Familienmensch Dominic Bösel kam über Vater Bernd zum Boxen

Als Amateurboxer wurde Dominic Bösel zweimal deutscher Meister. 2013 wechselte der gelernte Industriekaufmann zu den Profis und schloss sich dem Magdeburger SES-Boxstall an. Sein Trainer Dirk Dzemski weiß, was Bösels Stärke ausmacht. „Er erkennt anhand der Mimik und Gestik, was sein Gegner vorhat und kann blitzschnell reagieren.“ Auch sein Promoter sieht darin ein großes Plus. „Dominic ist einer der intelligentesten Boxer, die ich kenne“, findet Ulf Steinforth. Bösel hat 30 seiner 31 Profi-Kämpfe gewonnen. Lange musste der frühere Juniorenweltmeister auf seine Titelchance warten. Vor einer Woche gewann er in Halle das Duell mit dem Schweden Sven Fornling durch K.o. in der elften Runde und ist nun im Halbschwergewicht Weltmeister des Verbandes IBO und Interimschampion der WBA.

Hugo, das merkt man sofort, ist ihm wichtig. Er gehört zur Familie. Und ein Familienmensch ist Bösel sowieso. Als ihn kurz nach seinem Triumph die Gefühle übermannten und er sich mit Tränen in den Augen übers Mikrofon bei seinen Eltern bedankte, da kam das von ganz tief drinnen.

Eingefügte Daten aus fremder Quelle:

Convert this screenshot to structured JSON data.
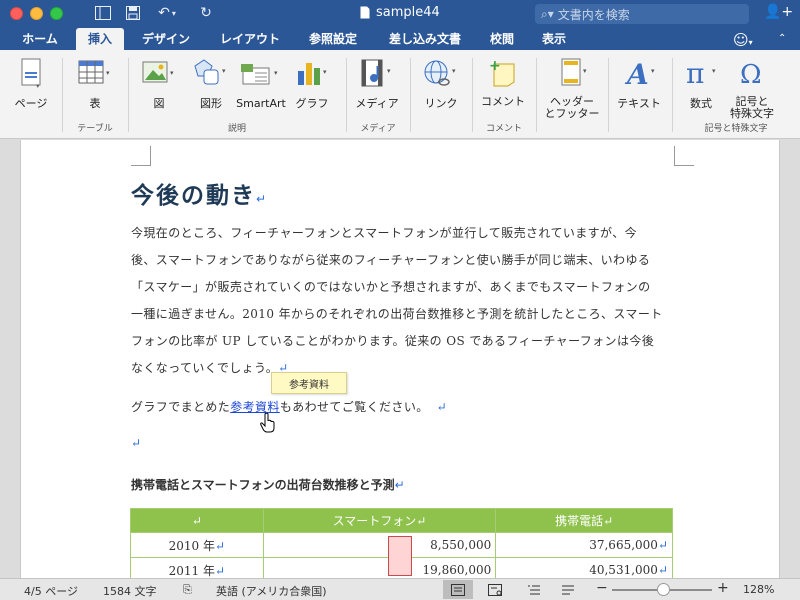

„Ich sage so etwas sonst nicht“, erklärt Bösel, „aber das musste diesmal sein.“ Mutter Simone, der er schon als Steppke seinen ersten von insgesamt vier Nasenbrüchen zugemutet hatte. Und Vater Bernd. Der vererbte ihm seine Leidenschaft für den Faustkampf.

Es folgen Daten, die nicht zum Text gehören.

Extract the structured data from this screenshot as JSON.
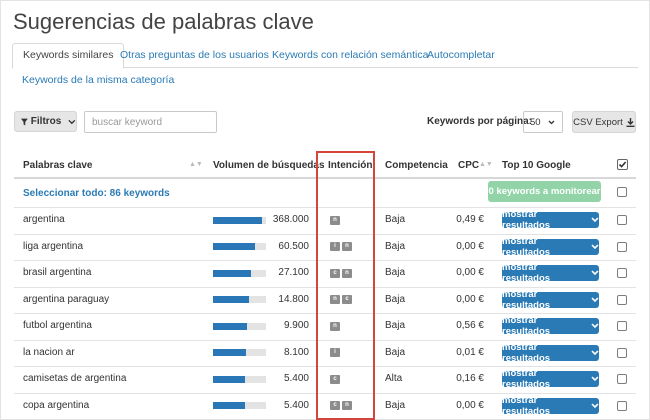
{
  "page": {
    "title": "Sugerencias de palabras clave"
  },
  "tabs": [
    {
      "label": "Keywords similares",
      "active": true
    },
    {
      "label": "Otras preguntas de los usuarios"
    },
    {
      "label": "Keywords con relación semántica"
    },
    {
      "label": "Autocompletar"
    },
    {
      "label": "Keywords de la misma categoría"
    }
  ],
  "toolbar": {
    "filter_label": "Filtros",
    "search_placeholder": "buscar keyword",
    "per_page_label": "Keywords por página:",
    "per_page_value": "50",
    "csv_label": "CSV Export"
  },
  "table": {
    "headers": {
      "keyword": "Palabras clave",
      "volume": "Volumen de búsquedas",
      "intent": "Intención",
      "competition": "Competencia",
      "cpc": "CPC",
      "top10": "Top 10 Google"
    },
    "select_all": "Seleccionar todo: 86 keywords",
    "monitor_button": "0 keywords a monitorear",
    "results_button": "mostrar resultados",
    "rows": [
      {
        "keyword": "argentina",
        "volume": "368.000",
        "volume_fraction": 0.92,
        "intent": [
          "n"
        ],
        "competition": "Baja",
        "cpc": "0,49 €"
      },
      {
        "keyword": "liga argentina",
        "volume": "60.500",
        "volume_fraction": 0.8,
        "intent": [
          "i",
          "n"
        ],
        "competition": "Baja",
        "cpc": "0,00 €"
      },
      {
        "keyword": "brasil argentina",
        "volume": "27.100",
        "volume_fraction": 0.72,
        "intent": [
          "c",
          "n"
        ],
        "competition": "Baja",
        "cpc": "0,00 €"
      },
      {
        "keyword": "argentina paraguay",
        "volume": "14.800",
        "volume_fraction": 0.68,
        "intent": [
          "n",
          "c"
        ],
        "competition": "Baja",
        "cpc": "0,00 €"
      },
      {
        "keyword": "futbol argentina",
        "volume": "9.900",
        "volume_fraction": 0.64,
        "intent": [
          "n"
        ],
        "competition": "Baja",
        "cpc": "0,56 €"
      },
      {
        "keyword": "la nacion ar",
        "volume": "8.100",
        "volume_fraction": 0.62,
        "intent": [
          "i"
        ],
        "competition": "Baja",
        "cpc": "0,01 €"
      },
      {
        "keyword": "camisetas de argentina",
        "volume": "5.400",
        "volume_fraction": 0.6,
        "intent": [
          "c"
        ],
        "competition": "Alta",
        "cpc": "0,16 €"
      },
      {
        "keyword": "copa argentina",
        "volume": "5.400",
        "volume_fraction": 0.6,
        "intent": [
          "c",
          "n"
        ],
        "competition": "Baja",
        "cpc": "0,00 €"
      }
    ]
  },
  "colors": {
    "accent": "#2a7ab5",
    "volume_bar": "#2a77b7",
    "monitor_button": "#92d4a8",
    "highlight": "#d5453c",
    "intent_badge": "#8c8c8c"
  },
  "icons": {
    "filter": "funnel-icon",
    "dropdown": "chevron-down-icon",
    "download": "download-icon",
    "select_all_header": "checkbox-checked-icon",
    "sort": "sort-icon"
  }
}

Er hat seinen Filius auch lange im Heimatverein in Freyburg betreut, in dem er heute noch Coach und Präsident ist. „Der Vater als Trainer, für ein Kind ist so etwas natürlich nicht einfach“, sagt Bösel. Heute weiß er seine Hinweise zu schätzen. Manchmal ist der Vater auch jetzt beim Training dabei als Beobachter. Er ist nach wie vor eine wichtige Bezugsperson.

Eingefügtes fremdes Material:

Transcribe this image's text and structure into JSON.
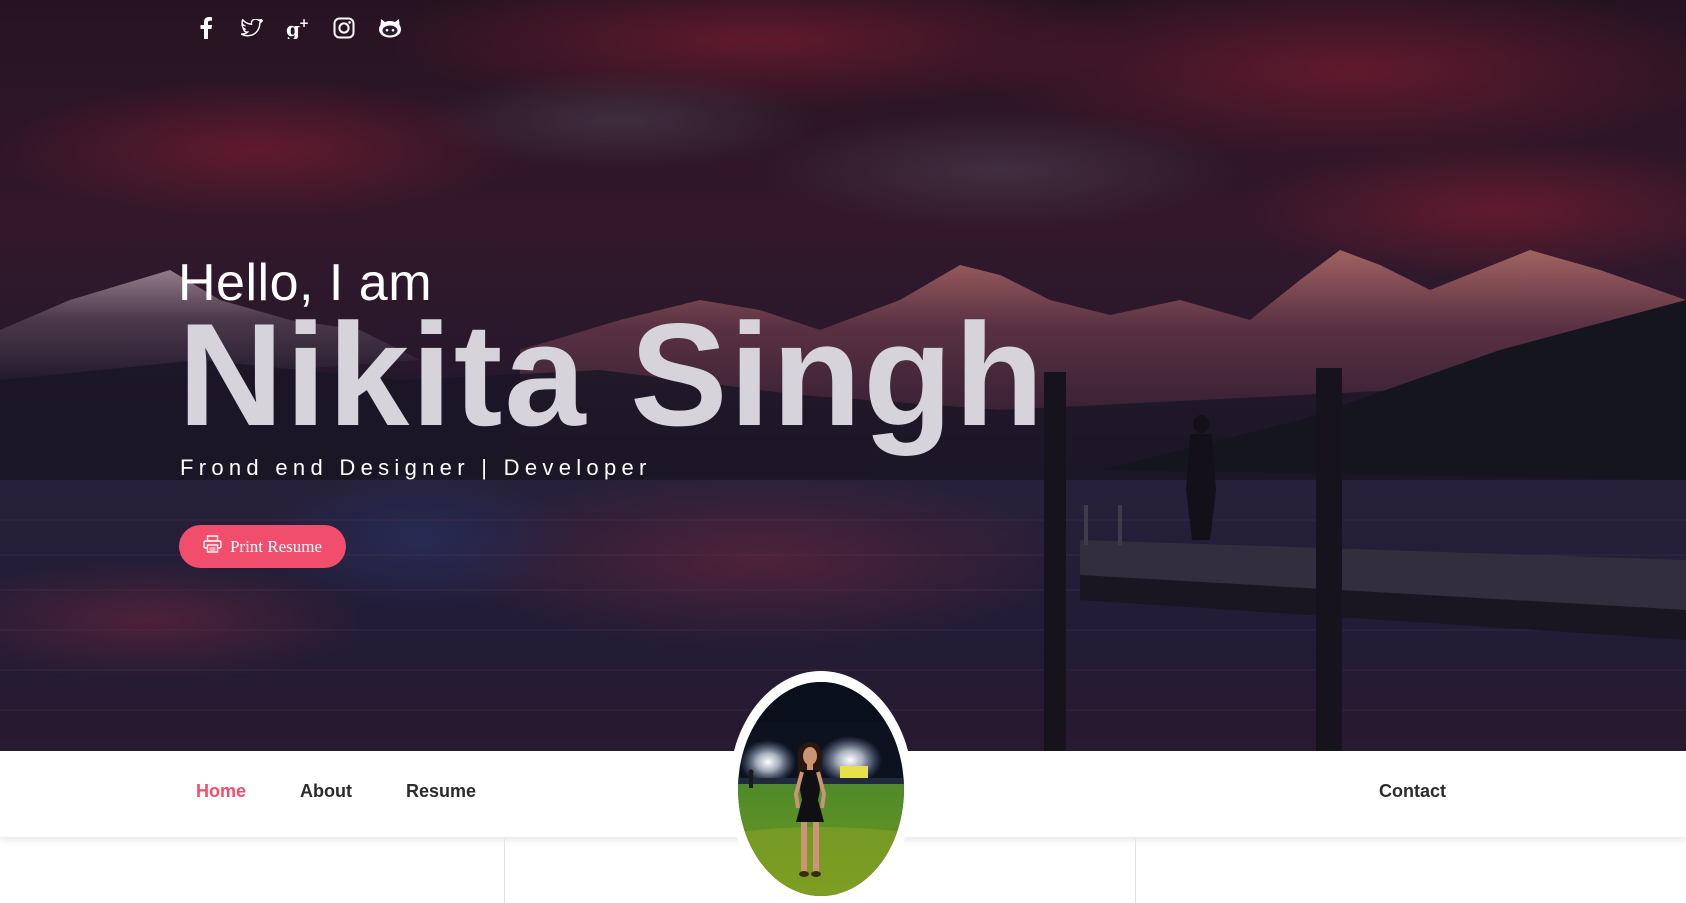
{
  "hero": {
    "greeting": "Hello, I am",
    "name": "Nikita Singh",
    "tagline": "Frond end Designer | Developer",
    "print_button_label": "Print Resume"
  },
  "social": [
    {
      "icon": "facebook-icon"
    },
    {
      "icon": "twitter-icon"
    },
    {
      "icon": "google-plus-icon"
    },
    {
      "icon": "instagram-icon"
    },
    {
      "icon": "github-icon"
    }
  ],
  "nav": {
    "items": [
      {
        "label": "Home",
        "active": true
      },
      {
        "label": "About",
        "active": false
      },
      {
        "label": "Resume",
        "active": false
      },
      {
        "label": "Contact",
        "active": false
      }
    ]
  },
  "colors": {
    "accent": "#f04e6c",
    "nav_text": "#2b2b2b",
    "hero_name": "#d6d3da"
  }
}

Trainer Dirk Dzemski ist eine wichtige Bezugsperson für Bösel

So wie sein Trainer. Bösel kennt Dirk Dzemski schon ein halbes Leben. Auf seine kleinen Schwächen, erzählt der Sportler augenzwinkernd, hat der Coach sich eingestellt. Dass er immer auf den letzten Pfiff kommt etwa. „Schon als Knirps war das so, das hat sich bis heute nicht geändert.“ Oder die hin und wieder vergessenen Trainingsutensilien. Dzemski hat deshalb vorsichtshalber einen zweiten Kopfschutz im Auto.

Eine Eigenart von Bösel dürfte seinem Coach ganz sicher gefallen: Er kann einfach nicht verlieren. Allerdings: Was im Ring Gold wert ist, führt außerhalb der Seile schon mal zu schlechter Laune. Wenn der Ehrgeizling beim Fußballtennis, Dart oder Bowling nicht Erster ist, dann will er unbedingt eine Revanche. Da kann Bösel hartnäckig sein. Noch eine Eigenschaft, von der er als Profisportler profitiert.

Nicht immer ging es geradlinig nach oben. Schmerzen in der Schulter oder Achillessehne wurden zur Karrierebremse. Das Handtuch geworfen hat er nie - und wird jetzt für seinen langen Atem belohnt. Ans Aufhören denkt der Champion noch lange nicht. Dieser Tage wird der Trainerschein verlängert, damit er bei den Freyburger Amateuren auch mal aushelfen kann, wenn Not am Mann ist. Später will er sich mit seiner Luisa ein paar Tage in der Sonne gönnen. Und danach hat ihn der Alltag wieder - Weltmeister hin oder her. (mz)

Trainer Dirk Dzemski (l.) und Vater Bernd - zwei Männer, die Dominic Bösel auf dem Weg nach oben begleitet haben.
Trainer Dirk Dzemski (l.) und Vater Bernd - zwei Männer, die Dominic Bösel auf dem Weg nach oben begleitet haben.